With an industry increase of 22% in nonperforming loans during the 12 months ending June 30, 2024, the coverage gap is widening, in spite of that sizeable increase in reserves. The banks on page 5 all have well below the industry weighted average coverage ratio of 194%.
You may notice there is only one Zero-Star bank listed on page 5, and it is one we reported on in January. Back in 2022, First & Peoples B&TC, Russell, KY made an ill-conceived shift in its lending strategy. What was primarily pristine consumer loans became “not-so-pristine” loans to “nondepository financial institutions” (i.e. fintechs).
We should mention that First & Peoples’ June 30th Call Report data looks somewhat better than that of March 31st. Whether this is the beginning of a turnaround is not clear yet. The bank has posted losses in four of the last five quarters; its Bauer’s Adjusted Capital ratio is –1.56%; and its Texas Ratio is 127.26%. It is not a pretty picture from what we see.
Another repeat from the January list, 3-Star Eastern Savings Bank, FSB, Hunt Valley, MD, has an entirely different story to tell. Its loan portfolio contains high amounts (43%) of Commercial Real Estate (CRE) and 1-4 family residential mortgages (39%). That translates to 82% of repossess“able” property. But, no banker wants to repossess property.
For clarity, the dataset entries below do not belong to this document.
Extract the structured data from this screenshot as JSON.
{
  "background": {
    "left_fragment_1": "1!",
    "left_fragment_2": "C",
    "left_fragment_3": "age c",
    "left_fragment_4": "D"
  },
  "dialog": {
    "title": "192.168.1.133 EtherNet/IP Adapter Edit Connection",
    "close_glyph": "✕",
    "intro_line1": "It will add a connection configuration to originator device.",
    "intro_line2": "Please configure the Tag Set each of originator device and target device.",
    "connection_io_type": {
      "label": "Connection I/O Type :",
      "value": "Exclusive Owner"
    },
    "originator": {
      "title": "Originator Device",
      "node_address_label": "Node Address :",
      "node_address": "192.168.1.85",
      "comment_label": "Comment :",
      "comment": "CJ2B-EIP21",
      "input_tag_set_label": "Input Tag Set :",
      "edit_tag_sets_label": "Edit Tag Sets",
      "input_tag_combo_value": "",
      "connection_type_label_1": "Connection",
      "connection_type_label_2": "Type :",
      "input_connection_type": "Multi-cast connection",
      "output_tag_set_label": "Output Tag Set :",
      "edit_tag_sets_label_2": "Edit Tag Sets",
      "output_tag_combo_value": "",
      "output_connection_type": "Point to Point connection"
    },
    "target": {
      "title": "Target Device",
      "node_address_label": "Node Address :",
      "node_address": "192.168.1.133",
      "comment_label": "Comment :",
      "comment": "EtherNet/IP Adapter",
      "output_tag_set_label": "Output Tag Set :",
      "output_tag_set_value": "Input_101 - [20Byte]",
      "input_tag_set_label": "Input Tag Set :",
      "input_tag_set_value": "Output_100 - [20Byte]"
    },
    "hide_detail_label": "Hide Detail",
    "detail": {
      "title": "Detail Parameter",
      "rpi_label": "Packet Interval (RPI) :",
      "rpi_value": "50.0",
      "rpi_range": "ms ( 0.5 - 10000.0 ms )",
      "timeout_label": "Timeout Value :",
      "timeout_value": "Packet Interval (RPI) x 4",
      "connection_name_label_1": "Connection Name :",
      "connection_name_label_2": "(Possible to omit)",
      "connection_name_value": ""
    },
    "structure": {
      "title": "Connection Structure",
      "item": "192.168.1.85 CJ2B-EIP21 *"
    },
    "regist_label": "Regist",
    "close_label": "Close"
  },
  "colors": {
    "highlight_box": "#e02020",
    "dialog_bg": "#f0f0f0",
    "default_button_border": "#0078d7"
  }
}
It is much better for all concerned to work these loans out. That said, even a worst case scenario (i.e. a complete write-off of the $15.746 million) would result in a leverage capital ratio remaining well north of 20%.
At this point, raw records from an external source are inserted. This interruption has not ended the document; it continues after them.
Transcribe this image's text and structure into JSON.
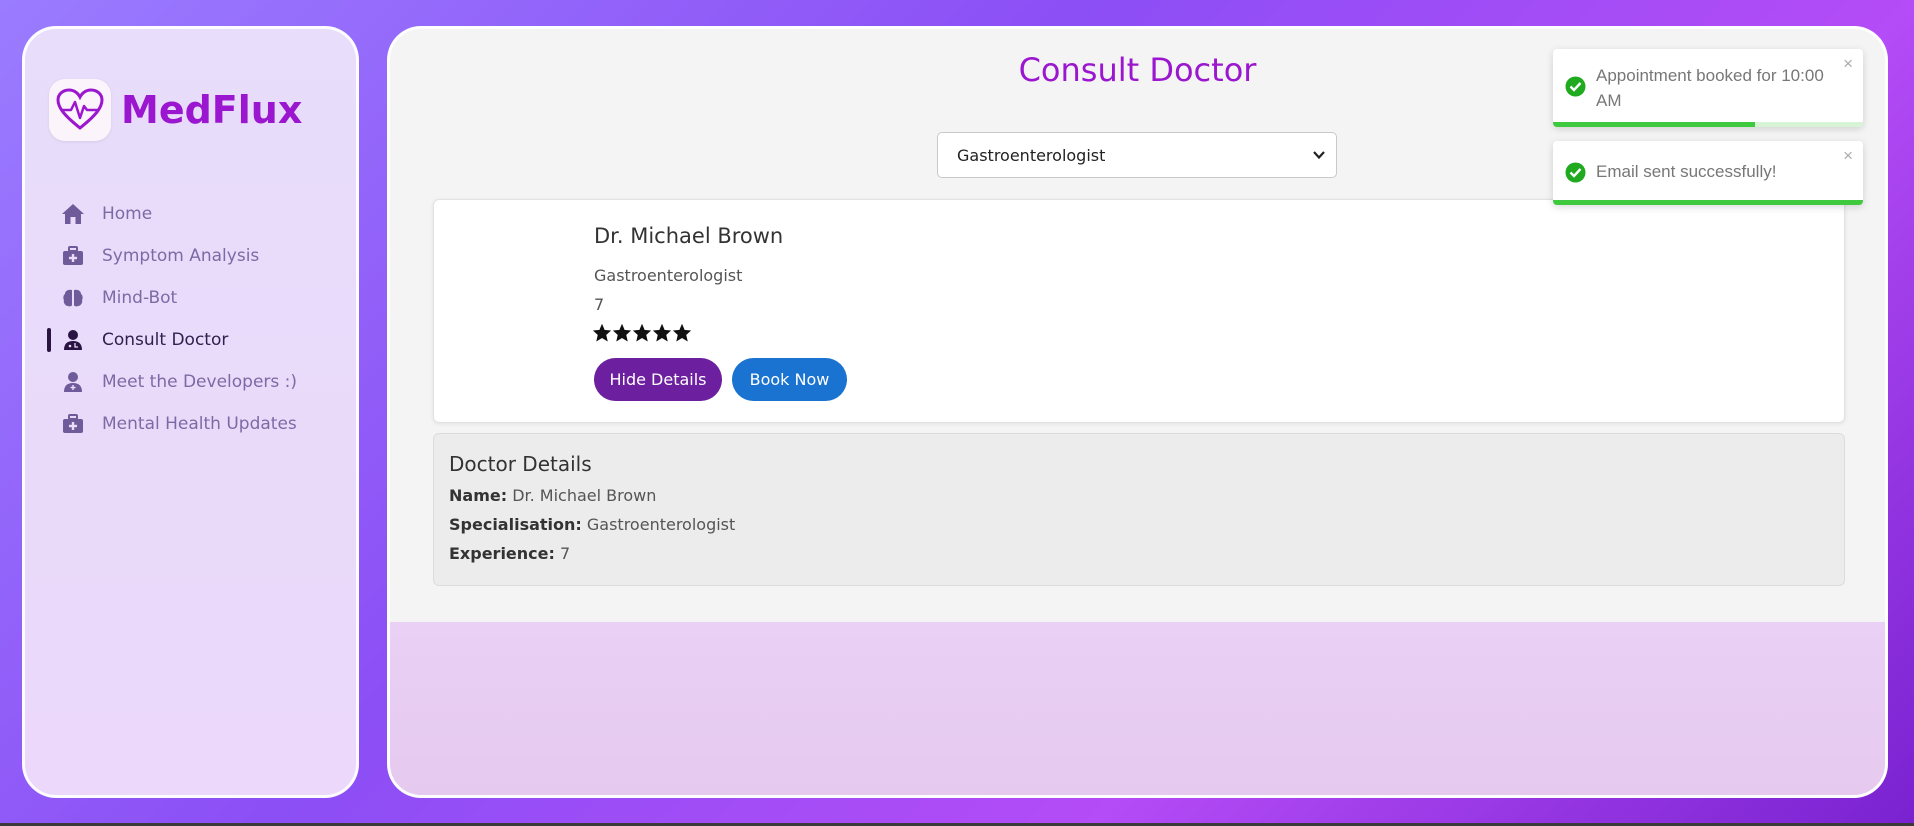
{
  "brand": {
    "name": "MedFlux",
    "logo_icon": "heart-pulse-icon"
  },
  "sidebar": {
    "items": [
      {
        "label": "Home",
        "icon": "home-icon",
        "active": false
      },
      {
        "label": "Symptom Analysis",
        "icon": "medkit-icon",
        "active": false
      },
      {
        "label": "Mind-Bot",
        "icon": "brain-icon",
        "active": false
      },
      {
        "label": "Consult Doctor",
        "icon": "doctor-icon",
        "active": true
      },
      {
        "label": "Meet the Developers :)",
        "icon": "user-doctor-icon",
        "active": false
      },
      {
        "label": "Mental Health Updates",
        "icon": "medkit-icon",
        "active": false
      }
    ]
  },
  "main": {
    "title": "Consult Doctor",
    "specialty_select": {
      "value": "Gastroenterologist"
    },
    "doctor": {
      "name": "Dr. Michael Brown",
      "specialisation": "Gastroenterologist",
      "experience": "7",
      "rating": 5,
      "rating_max": 5,
      "hide_button": "Hide Details",
      "book_button": "Book Now"
    },
    "details": {
      "title": "Doctor Details",
      "name_label": "Name:",
      "name_value": "Dr. Michael Brown",
      "spec_label": "Specialisation:",
      "spec_value": "Gastroenterologist",
      "exp_label": "Experience:",
      "exp_value": "7"
    }
  },
  "toasts": [
    {
      "text": "Appointment booked for 10:00 AM",
      "close": "×",
      "progress": 0.65
    },
    {
      "text": "Email sent successfully!",
      "close": "×",
      "progress": 1.0
    }
  ],
  "colors": {
    "brand": "#9b16cf",
    "hide_button": "#6c1f9e",
    "book_button": "#1a73d0",
    "toast_success": "#3fc93f",
    "nav_text": "#7d6aa5"
  }
}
Historically, Eastern SB’s short term past due loans seem to fluctuate with the seasons. One quarter past due loans may total $8 million; the next quarter they can be down to $2 million. The longer term (90 days+) delinquencies are much more consistent.
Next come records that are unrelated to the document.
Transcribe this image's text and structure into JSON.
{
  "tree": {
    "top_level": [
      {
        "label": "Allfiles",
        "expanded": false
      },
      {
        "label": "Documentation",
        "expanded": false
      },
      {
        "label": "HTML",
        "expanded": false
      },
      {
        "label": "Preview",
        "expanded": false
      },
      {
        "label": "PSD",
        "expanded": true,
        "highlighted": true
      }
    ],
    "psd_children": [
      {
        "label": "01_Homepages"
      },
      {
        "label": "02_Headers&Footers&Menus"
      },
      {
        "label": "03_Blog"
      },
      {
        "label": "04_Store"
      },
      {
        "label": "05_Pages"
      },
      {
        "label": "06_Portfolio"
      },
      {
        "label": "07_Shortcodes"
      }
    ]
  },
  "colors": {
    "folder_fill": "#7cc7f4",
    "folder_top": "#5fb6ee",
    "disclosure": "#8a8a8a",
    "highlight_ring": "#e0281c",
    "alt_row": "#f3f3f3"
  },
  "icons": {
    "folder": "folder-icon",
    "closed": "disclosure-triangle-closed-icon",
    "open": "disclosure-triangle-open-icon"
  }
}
Now let’s take a look at a bank that’s new to the list, 2-Star Touchmark National Bank, Alpharetta, GA, a $481 million asset bank that was established in January of 2008 (just before the housing bubble burst). In spite of that inauspicious start-date, Touchmark NB has made it through. Well over 300 banks that were active at that time would not survive to see 2011, but Touchmark NB did.
Touchmark NB does not have a diversified loan portfolio (perhaps because of that housing bubble). Its loans are almost entirely (91%) CRE. You could call this another piece of poor timing, but Touchmark NB has been an active Small Business Administration (SBA) lender for years. A benefit that comes with that is that many of its loans are government guaranteed. Let’s take a look at the numbers:
While still considerably higher than the peer group, government guarantees make a big difference in Touchmarks’ delinquency ratios. However, none of the repossessed assets carry those guarantees. There’s more:
In April 2024, the OCC issued a particularly scathing enforcement action against Touchmark NB. The 31 page document addressed a number of shortcomings including (among other things): liquidity management; interest rate risk management, problem loan management and “management-management”. It has some work to do.